The four performances of The Consul took place in late June and early July at the Freemason Hall downtown, essentially a school gym-type space with a small stage at one end, where twenty members of the Edmonton Symphony, led by the Regina’ Symphony’s music director Gordon Gerrard, played (the quality of the orchestral performance was exceptional, if at times a little zealous, given the cold acoustics of the space).
The set was a squeaky hardwood floor, every inch of which was covered with official-looking papers, a nod to the storyline’s indictment of opaque, heartless bureaucracy. Other props were brought in and efficiently removed as the three grimmer and grimmer acts unfolded. Deedrick is deft at shaping the scenes theatrically and fluidly, making it easy to ignore the rudimentary venue he was working with.
The broken heart of the piece is Magda, wife of political dissident John Sorel, who’s on the run from the fascist authorities, and is hoping he can rejoin his wife and their infant child, across the border in a safer country. It’s Magda’s need of a visa to exit that drives her Kafkaesque battle with the faceless state, a losing battle that ends with her slumped over a wooden swivel chair, dead from an overdose (she puts her head in an oven in the original).
The Magda I saw, Chelsea Kutyn, was magnificent. She epitomized the notion of passionate commitment to a role to horrifying effect, along the way singing her couple of arias with riveting engagement, capturing the full range of Magda’s anger, exasperation and ultimate despair chillingly. She has the power to fill a 2,000 soft-seat auditorium, and in this venue, her depth of characterization and technical command owned the room.
Confrontations with the Consul’s gatekeeper, the Secretary, Cassidy Stahr, were full-blown operatic screaming matches at times, and the two women gave as good as they got. Stahr’s effort at technocratic efficiency, at the expense of her desperate clients, also looking for a way out of the oppressive state, was as effectively impersonal as it was personally discombobulating for the character. Her encounter with a magician (Cameron Mazzei), persistently trying to charm her into giving him travel documents with his tricks, lent some welcome comic relief in this study in totalitarian evisceration of the human spirit.
Kcenia Koutorjevski as the mother brought a touch of ordinary tenderness to the Sorels’ hopeless domestic scene, and her time with her ailing, and ultimately deceased, grandchild, beside the cradle, offered a little lyrical respite to the otherwise edgy, demoralizing life of this family. (She, herself, eventually dies of some disorder off stage late in the opera).
Mazzei’s magician in one scene hypnotizes everyone in the waiting room, except the secretary, into acting as though they are at a ball. The release of the tension every thwarted client has been feeling was palpable, and Mazzei’s portrayal of the ringmaster also leavened the horror temporarily. His singing had a bit of perhaps nervous quaver in it, but it was fundamentally solid, otherwise.
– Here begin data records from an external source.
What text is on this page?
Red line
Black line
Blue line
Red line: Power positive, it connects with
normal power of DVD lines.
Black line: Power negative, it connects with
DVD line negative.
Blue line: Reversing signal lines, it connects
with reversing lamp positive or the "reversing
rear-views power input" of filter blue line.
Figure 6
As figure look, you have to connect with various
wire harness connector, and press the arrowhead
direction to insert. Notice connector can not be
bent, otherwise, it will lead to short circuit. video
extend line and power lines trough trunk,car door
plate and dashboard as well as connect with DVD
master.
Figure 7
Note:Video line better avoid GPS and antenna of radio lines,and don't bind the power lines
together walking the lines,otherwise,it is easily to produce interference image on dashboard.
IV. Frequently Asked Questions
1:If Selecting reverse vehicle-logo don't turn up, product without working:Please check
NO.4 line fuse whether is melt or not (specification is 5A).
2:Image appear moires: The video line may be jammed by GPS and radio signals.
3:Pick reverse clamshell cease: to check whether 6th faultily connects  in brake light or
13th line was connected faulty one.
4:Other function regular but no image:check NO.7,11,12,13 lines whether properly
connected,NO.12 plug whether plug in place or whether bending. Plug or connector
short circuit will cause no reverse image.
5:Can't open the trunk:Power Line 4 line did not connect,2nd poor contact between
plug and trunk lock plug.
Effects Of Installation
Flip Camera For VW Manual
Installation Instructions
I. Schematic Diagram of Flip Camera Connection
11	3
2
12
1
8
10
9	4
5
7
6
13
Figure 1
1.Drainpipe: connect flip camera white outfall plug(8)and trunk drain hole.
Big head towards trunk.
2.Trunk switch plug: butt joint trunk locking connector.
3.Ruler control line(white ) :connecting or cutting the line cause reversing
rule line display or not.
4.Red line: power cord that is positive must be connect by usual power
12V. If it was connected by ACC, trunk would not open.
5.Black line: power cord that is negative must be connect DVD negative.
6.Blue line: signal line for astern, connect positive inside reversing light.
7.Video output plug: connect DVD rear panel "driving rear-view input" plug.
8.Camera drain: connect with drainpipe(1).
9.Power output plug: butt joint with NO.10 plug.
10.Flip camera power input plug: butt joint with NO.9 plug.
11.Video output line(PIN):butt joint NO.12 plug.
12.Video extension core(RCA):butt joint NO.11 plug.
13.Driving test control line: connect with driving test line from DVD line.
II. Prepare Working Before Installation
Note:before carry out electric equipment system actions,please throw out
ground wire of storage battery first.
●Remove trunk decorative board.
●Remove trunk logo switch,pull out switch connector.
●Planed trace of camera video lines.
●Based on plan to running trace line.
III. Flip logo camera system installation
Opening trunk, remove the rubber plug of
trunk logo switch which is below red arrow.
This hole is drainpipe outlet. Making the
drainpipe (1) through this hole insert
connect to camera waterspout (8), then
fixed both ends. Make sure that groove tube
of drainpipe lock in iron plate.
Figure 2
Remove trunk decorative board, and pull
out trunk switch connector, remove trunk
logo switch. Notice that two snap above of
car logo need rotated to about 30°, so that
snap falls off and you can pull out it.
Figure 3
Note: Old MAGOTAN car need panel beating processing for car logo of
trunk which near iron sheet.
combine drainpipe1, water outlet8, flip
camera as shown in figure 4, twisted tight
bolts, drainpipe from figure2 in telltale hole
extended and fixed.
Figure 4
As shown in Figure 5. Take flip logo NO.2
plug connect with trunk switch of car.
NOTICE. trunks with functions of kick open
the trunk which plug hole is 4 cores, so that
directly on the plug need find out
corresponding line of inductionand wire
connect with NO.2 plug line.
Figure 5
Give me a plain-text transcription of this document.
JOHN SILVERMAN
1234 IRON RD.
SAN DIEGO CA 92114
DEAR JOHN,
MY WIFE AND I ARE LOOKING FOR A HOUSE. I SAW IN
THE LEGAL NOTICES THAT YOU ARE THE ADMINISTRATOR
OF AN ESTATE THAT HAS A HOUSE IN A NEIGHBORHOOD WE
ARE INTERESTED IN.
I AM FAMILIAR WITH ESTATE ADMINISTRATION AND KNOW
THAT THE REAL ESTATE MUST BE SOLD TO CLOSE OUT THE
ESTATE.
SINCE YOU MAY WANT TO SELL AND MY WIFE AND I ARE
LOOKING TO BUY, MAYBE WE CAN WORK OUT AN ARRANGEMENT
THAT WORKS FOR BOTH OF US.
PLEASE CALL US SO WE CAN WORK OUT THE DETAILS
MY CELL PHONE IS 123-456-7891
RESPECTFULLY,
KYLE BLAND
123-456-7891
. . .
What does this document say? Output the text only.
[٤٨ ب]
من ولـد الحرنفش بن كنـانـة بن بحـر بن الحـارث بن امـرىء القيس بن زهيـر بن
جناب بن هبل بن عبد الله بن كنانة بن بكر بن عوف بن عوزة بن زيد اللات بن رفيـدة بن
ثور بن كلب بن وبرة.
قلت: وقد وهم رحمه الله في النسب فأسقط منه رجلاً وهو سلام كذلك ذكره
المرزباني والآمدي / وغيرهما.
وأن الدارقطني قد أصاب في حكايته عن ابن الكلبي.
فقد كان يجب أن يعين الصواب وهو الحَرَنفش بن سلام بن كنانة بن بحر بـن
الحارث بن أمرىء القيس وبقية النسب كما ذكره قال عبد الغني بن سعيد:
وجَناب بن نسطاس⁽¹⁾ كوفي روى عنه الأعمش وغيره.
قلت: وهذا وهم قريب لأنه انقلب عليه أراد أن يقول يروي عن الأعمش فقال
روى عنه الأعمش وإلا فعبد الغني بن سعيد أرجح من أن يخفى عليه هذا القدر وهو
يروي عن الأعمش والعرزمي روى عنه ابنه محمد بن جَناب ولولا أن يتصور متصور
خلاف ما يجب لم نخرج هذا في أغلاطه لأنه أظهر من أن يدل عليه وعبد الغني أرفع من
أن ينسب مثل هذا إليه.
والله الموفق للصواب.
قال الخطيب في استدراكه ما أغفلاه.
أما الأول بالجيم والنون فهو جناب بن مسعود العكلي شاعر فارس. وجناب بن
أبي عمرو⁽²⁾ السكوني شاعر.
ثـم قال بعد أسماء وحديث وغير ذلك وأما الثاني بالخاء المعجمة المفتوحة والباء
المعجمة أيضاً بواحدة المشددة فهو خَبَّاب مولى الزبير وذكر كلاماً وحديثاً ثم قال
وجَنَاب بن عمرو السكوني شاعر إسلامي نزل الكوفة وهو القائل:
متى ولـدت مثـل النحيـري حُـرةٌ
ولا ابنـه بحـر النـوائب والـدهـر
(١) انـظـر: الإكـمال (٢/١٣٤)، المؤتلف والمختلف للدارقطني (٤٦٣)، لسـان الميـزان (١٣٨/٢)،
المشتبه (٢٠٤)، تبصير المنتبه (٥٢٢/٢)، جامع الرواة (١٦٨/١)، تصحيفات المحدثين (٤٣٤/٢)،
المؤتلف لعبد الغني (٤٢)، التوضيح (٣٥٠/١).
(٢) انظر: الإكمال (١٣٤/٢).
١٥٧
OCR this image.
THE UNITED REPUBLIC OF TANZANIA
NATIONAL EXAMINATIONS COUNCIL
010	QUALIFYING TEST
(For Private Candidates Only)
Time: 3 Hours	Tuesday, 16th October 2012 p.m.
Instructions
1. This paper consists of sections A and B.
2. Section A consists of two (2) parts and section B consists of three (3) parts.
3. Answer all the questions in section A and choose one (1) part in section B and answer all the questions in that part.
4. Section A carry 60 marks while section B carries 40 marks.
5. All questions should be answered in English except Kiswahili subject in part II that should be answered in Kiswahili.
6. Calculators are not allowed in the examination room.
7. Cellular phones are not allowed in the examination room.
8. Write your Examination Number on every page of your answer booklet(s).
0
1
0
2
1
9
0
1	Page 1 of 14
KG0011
One character in the opera is a “foreign woman,” a refugee seeking documents but unable to communicate in the language required. The nationality of the “foreign woman” isn’t specified in the original, but in this production, Anastasia Pogorelova portrayed her as Ukrainian, wearing a floral headscarf. Pogorelova conveyed the helpless woman’s deference and impotence convincingly.
Opera Nuova has brought many operas to Edmonton that the city wouldn’t see otherwise, and this production of a Menotti less familiar than the popular Amahl and the Night Visitors, was most welcome, and presented with a professional flair that all the aspiring performers in the cast should be very proud of.